– To w coraz większym stopniu wojna na wyniszczenie. Celem jest nie tylko zajęcie miast, ale też zniszczenie infrastruktury – mówi Wojciech Konończuk, wicedyrektor Ośrodka Studiów Wschodnich (OSW). Jego zdaniem świadczą o tym kolejne ataki na ważne zakłady przemysłowe. – To kolejny fakt, który potwierdza, że Rosjanie kłamali, twierdząc, że ich celem będą wyłącznie obiekty wojskowe – mówi Wojciech Konończuk.

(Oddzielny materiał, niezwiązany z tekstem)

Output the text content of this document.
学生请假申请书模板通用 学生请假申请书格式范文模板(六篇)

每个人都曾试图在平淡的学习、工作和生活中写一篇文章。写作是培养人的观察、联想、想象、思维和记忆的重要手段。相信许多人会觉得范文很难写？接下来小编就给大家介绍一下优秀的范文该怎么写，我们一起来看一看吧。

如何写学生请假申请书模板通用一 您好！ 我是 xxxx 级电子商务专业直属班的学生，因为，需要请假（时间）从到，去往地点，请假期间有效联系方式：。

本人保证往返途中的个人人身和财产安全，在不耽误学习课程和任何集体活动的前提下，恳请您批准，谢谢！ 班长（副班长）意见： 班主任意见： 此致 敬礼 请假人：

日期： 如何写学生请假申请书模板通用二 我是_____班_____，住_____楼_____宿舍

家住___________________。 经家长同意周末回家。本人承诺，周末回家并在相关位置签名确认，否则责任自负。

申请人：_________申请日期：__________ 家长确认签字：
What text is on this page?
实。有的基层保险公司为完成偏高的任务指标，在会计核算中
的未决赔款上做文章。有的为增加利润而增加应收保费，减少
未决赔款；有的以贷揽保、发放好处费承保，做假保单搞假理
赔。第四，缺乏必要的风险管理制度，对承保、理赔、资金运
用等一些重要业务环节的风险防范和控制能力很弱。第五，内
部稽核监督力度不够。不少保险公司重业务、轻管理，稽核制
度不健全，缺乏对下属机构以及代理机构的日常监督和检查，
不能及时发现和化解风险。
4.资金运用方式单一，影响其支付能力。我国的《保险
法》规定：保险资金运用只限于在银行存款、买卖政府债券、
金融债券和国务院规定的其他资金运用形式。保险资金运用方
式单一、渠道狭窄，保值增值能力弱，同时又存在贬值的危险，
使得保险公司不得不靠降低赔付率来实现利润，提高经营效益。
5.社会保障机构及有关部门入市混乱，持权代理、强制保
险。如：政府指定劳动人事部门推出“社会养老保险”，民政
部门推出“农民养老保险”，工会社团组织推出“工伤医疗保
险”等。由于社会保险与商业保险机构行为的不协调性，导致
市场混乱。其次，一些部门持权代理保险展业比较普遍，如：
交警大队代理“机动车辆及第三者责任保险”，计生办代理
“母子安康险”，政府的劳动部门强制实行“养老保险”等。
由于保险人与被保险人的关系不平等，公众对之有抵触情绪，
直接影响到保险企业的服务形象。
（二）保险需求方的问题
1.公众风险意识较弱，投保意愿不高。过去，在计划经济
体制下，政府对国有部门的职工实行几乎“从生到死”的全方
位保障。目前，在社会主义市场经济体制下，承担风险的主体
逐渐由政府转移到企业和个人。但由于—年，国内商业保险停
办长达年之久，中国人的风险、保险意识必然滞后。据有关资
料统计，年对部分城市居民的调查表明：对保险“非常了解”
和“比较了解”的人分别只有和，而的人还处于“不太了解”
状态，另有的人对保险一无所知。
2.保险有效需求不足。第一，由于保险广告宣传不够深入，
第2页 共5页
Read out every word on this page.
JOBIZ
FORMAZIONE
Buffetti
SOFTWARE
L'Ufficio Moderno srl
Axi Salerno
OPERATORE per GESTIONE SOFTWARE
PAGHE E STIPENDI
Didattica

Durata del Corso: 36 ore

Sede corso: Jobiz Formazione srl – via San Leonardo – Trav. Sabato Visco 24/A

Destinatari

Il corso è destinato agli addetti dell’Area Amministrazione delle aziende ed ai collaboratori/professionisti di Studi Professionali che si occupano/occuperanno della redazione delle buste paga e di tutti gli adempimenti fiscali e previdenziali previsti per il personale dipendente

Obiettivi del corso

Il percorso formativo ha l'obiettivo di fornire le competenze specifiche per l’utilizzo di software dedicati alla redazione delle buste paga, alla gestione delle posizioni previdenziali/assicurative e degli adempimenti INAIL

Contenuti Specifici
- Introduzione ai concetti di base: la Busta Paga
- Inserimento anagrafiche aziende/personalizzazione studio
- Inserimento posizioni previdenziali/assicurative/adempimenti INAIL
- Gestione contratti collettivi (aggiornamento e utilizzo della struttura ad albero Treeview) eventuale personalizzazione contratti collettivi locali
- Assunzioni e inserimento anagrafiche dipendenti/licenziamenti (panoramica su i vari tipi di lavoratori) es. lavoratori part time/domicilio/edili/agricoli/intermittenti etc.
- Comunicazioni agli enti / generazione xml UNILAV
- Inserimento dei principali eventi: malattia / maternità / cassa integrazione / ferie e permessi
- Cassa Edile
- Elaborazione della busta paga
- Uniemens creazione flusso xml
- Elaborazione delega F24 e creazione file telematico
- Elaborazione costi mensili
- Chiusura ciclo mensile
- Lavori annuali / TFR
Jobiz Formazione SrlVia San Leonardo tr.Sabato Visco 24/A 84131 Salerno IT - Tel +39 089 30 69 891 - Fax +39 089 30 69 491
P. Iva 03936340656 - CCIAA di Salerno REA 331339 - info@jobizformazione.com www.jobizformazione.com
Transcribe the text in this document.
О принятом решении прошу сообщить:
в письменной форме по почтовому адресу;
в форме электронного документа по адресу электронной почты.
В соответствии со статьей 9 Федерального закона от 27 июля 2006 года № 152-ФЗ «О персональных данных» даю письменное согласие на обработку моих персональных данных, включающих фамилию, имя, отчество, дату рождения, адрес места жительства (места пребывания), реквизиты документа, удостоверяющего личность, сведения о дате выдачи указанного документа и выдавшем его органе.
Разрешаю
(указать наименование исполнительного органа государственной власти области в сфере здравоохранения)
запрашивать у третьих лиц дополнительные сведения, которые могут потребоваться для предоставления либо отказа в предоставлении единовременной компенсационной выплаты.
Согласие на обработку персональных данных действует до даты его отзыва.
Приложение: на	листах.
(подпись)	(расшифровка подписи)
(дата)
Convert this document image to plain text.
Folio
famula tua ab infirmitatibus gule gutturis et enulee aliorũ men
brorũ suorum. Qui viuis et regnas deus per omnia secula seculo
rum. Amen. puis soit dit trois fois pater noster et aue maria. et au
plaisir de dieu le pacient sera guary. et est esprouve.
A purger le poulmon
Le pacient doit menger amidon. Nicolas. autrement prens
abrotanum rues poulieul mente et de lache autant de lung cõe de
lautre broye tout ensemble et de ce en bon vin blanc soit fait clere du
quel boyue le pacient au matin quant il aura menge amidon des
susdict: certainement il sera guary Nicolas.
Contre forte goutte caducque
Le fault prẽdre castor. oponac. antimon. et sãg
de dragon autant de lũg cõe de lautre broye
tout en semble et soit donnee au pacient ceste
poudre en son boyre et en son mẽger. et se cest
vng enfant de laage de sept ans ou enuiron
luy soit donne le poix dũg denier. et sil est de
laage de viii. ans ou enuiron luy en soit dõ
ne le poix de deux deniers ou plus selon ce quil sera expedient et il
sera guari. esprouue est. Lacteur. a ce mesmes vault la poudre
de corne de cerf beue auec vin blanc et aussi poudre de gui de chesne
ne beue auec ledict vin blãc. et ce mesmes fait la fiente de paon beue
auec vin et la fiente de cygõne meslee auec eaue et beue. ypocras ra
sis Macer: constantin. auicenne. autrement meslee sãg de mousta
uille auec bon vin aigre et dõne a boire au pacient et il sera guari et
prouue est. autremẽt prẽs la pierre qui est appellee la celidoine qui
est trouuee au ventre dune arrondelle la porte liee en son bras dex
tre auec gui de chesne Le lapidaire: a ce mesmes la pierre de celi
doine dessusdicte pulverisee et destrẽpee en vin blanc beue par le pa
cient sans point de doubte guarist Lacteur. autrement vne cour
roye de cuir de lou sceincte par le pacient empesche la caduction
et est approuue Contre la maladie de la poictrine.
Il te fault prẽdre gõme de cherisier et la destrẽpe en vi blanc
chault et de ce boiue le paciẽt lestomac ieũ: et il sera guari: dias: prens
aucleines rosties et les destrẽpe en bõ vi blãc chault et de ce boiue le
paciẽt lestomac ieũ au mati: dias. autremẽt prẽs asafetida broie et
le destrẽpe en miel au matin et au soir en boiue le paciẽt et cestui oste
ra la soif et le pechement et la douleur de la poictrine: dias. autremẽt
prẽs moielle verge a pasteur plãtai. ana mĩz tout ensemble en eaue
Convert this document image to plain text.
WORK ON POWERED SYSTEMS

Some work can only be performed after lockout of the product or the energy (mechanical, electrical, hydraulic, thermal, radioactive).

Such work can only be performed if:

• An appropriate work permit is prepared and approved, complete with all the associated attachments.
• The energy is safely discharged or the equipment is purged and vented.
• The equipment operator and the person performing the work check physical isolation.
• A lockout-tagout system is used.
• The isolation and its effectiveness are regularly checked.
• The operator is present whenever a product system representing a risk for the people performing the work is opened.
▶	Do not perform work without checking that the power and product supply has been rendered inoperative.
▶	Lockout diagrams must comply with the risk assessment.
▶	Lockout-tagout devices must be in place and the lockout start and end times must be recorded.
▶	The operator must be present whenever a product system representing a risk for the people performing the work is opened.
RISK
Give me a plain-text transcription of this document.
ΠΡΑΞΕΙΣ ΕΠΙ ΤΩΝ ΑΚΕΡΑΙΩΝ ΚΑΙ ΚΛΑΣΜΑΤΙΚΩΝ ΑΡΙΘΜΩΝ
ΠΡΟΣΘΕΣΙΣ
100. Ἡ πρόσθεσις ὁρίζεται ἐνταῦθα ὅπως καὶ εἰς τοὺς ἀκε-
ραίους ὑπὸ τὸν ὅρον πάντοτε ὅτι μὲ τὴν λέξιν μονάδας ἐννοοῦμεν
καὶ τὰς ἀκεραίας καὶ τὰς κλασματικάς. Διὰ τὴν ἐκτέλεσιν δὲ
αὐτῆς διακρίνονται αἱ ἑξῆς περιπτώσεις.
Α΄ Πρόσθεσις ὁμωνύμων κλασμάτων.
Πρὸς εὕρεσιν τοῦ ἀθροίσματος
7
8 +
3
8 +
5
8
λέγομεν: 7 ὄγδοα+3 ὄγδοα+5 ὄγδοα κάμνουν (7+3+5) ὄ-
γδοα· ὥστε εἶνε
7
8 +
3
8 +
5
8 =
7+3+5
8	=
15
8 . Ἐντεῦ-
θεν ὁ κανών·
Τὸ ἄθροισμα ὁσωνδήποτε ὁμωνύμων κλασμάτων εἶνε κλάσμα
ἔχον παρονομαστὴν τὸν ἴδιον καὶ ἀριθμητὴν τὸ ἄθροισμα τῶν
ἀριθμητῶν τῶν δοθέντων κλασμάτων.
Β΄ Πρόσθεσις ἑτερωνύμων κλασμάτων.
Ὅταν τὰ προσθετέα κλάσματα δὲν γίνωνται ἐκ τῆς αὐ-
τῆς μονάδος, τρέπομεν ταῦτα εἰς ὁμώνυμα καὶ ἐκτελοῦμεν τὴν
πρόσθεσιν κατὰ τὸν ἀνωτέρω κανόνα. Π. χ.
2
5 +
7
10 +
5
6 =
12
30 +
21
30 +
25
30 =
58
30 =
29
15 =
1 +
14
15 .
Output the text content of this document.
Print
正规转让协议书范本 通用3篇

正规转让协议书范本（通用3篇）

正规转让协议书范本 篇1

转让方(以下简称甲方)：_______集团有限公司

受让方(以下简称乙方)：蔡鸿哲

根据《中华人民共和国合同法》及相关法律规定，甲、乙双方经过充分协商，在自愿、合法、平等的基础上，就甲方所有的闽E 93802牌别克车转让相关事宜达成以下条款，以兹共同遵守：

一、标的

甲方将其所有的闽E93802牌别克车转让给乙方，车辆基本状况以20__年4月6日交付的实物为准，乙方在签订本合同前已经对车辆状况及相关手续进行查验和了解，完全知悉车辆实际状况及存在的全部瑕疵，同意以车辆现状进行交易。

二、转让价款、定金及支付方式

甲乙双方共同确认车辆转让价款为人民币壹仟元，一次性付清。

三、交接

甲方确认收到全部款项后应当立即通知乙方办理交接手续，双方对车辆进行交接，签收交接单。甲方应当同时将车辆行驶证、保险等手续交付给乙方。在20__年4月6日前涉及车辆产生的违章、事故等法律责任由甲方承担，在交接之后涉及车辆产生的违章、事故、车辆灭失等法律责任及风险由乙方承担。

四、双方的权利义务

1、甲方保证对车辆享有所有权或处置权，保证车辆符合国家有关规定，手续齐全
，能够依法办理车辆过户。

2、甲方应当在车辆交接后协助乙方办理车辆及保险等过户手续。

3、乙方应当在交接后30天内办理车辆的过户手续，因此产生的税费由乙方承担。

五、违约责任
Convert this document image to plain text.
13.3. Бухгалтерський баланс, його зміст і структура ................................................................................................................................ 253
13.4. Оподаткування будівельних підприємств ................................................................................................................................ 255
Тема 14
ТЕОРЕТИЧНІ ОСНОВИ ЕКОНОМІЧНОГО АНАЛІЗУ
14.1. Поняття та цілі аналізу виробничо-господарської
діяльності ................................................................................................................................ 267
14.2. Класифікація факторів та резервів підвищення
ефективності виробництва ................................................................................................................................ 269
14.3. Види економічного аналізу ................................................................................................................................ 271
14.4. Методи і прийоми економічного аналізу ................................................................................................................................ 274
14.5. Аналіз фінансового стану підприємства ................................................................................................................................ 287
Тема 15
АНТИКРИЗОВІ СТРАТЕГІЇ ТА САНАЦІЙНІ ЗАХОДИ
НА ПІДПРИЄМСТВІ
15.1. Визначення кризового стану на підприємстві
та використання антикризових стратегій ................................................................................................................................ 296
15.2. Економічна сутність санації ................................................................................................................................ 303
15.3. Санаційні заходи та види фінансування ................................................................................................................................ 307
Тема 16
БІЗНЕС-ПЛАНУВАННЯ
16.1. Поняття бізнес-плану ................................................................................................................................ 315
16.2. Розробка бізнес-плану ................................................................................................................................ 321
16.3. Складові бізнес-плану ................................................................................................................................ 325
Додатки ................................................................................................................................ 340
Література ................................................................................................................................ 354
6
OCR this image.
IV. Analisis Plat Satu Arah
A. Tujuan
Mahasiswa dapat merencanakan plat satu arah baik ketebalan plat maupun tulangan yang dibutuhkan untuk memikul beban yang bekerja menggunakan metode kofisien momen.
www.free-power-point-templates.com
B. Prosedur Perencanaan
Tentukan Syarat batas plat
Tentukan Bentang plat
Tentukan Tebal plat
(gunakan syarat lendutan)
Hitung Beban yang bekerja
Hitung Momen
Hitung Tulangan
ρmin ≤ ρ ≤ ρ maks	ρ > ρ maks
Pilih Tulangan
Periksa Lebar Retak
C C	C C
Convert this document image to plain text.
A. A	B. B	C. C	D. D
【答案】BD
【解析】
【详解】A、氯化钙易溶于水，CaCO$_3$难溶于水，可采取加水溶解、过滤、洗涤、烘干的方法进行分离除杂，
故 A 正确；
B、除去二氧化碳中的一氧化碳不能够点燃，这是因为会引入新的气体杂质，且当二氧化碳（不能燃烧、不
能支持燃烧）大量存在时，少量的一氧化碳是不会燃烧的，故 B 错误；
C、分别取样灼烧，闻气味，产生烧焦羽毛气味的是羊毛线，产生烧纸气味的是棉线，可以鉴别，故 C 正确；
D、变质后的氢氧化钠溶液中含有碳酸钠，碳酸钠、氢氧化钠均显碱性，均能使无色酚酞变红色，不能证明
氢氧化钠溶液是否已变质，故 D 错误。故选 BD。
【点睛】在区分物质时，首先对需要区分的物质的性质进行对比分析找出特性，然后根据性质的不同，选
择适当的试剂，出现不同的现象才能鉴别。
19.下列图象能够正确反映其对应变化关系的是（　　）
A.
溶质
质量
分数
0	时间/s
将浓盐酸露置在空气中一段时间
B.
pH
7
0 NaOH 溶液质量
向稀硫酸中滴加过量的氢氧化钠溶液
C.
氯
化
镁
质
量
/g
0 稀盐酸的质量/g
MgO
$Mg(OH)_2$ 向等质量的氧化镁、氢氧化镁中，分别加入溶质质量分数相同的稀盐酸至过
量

Władimir Putin już w lutym dał znać, że pamięta o zakładzie – w jednej z wypowiedzi zarzucił Ukraińcom, że nie są w stanie od 2016 r. wyprodukować ani jednego samolotu. W odpowiedzi Jurij Gusiew, dyrektor generalny Ukroboronpromu, wskazał, że firma obecnie tworzy samoloty transportowe An-178 dla Sił Zbrojnych Ukrainy – bez rosyjskich części i podzespołów.
Do starcia przygotowuje się też Zaporoże, które staje się celem właśnie ze względu na swoją infrastrukturę. Miasto jest znane przede wszystkim z rozbudowanego sektora motoryzacyjnego. Swoją siedzibę ma tam ZAZ – jedyna firma dysponująca całym procesem produkcyjnym przemysłu motoryzacyjnego. Tu mieści się zakład Motor Sicz dysponujący unikalnymi technologiami w zakresie produkcji silników do samolotów i śmigłowców. Jak donosiły lokalne władze, fabryka stała się już celem ataku – trafiła w nią jedna z rakiet, podobnie jak w ulokowany w mieście serwis naprawczy samolotów myśliwskich.
Z obwodu charkowskiego rosyjskie wojska nadciągają na miasto Dniepr wytwarzające ok. 7 proc. wyrobów stalowych oraz chemicznych na Ukrainie. To też siedziba Jużmasz – największego ukraińskiego producenta rakietowo-kosmicznego. Miasto przygotowuje się do obrony. Niedługo w zasięgu nieprzyjaciela może znaleźć się także Krzywy Róg z jednym z największych kombinatów hutniczych w Europie.
Rosjanie blokują też kanały przepływu towarów. Szczególnie niepokojąca jest informacja o odcięciu Ukraińcom dostępu do Morza Azowskiego. Położone nad nim porty – w Mariupolu i Berdiańsku – są ważnymi punktami eksportu żywności, węgla i stali. To od dostępu do nich jest uzależniona część metalurgicznych biznesów Rinata Achmetowa – najbogatszego człowieka w Ukrainie. Jeszcze gorszym scenariuszem dla handlu byłoby zdobycie przez Rosjan Odessy i praktyczne odcięcie Ukrainy od Morza Czarnego. Transportem morskim Ukraina obsługuje bowiem nawet dwie trzecie eksportu. – Niszczenie zakładów ma wykrwawić Ukrainę. Podobny cel mają trwające blokady portów i ich ostrzał, tak jak ten przeprowadzony w Berdiańsku. Niszczenie infrastruktury może wydawać się kontrproduktywne, jeśli Rosjanie chcieliby stworzyć marionetkowy rząd. Z drugiej strony wola walki Ukraińców jest tak duża, że taki scenariusz wydaje się coraz mniej prawdopodobny – ocenia wicedyrektor OSW.
Pocieszające może być jednak to, że oligarchowie, do których należy znaczna część ukraińskiej gospodarki, zmienili swoje podejście w porównaniu do sytuacji sprzed ośmiu lat. – Ich postawa jest dziś inna niż w 2014 r., gdy próbowali niekiedy grać na nucie neutralności. Dziś takich dwuznaczności nie ma – sam Rinat Achmetow zapowiedział, że Mariupol, w którym ma bardzo silne wpływy, będzie się bronić. Sam też zadeklarował wcześniejsze uiszczenie podatków – mówi Wojciech Konończuk.